Progress is tracked by a series of lights that are placed at various points in the factory. Green means that the production is running as it should. “If the colour starts to turn orange, we know that there is a problem and we can fix it immediately,” he says. “If there is no flow, if there is no movement on the factory floor, you know something is wrong.”
Quality control is the responsibility of all the employees. “We do not have people in white lab coats with clipboards monitoring various aspects of production,” he says. “It is the responsibility of all the employees to make good products. We have a saying here – ‘We don’t ship shit.’”
LVD XP Centre
In the spring of 2017, the LVD Company nv opened its Experience Center – dubbed the XP Center. Located next to the company’s corporate Belgian headquarters in Gullegem this sleek 2,500 sq m (26,910 sq ft) compound is not just a place to showcase LVD’ products, it was built with the aim that existing and potential customers can come in and educate themselves on how incorporating new technologies can help their business.
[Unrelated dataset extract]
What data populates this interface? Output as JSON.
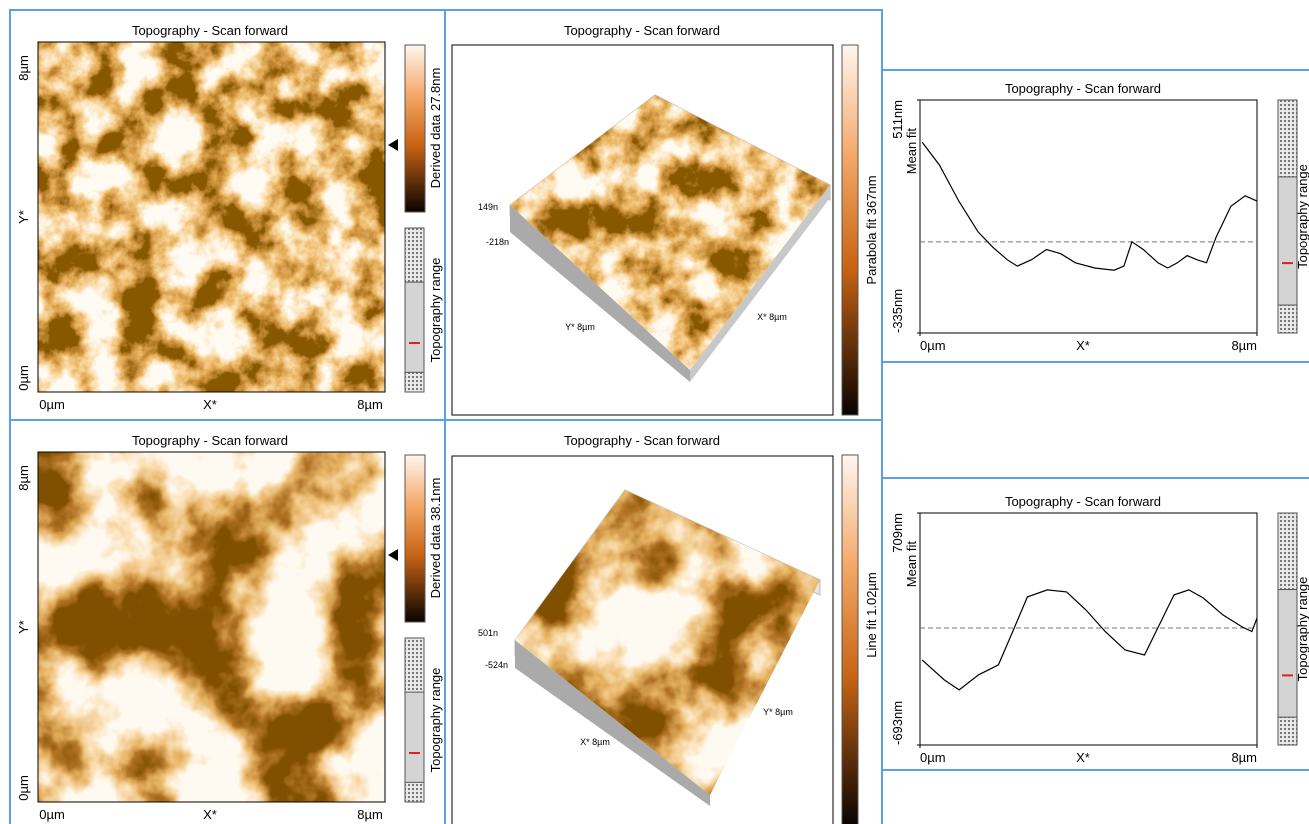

“We want the customer to come in and say to us, ‘I have a problem. How can you help me,’” explains Fowles, LVD’s director of marketing.
Designed by the Belgian architectural firm Naert bvba in partnership with interior architect Justine Van Strydonck, the XP Center feels like a modern science centre where the machines are the exhibits and there are plenty of areas for private meetings or group sessions. The main atrium has plenty of natural light and the visitor has a sense of welcome in this space. The coffee is very good as well.
The days of just showing off new machinery is fading according to Fowls. “More than half the time the customer is talking about software solutions for their business,” he says. “This centre is designed to give the customer a vision of how the machines and software can communicate and work together. The centre was built to help businesses achieve what they can.”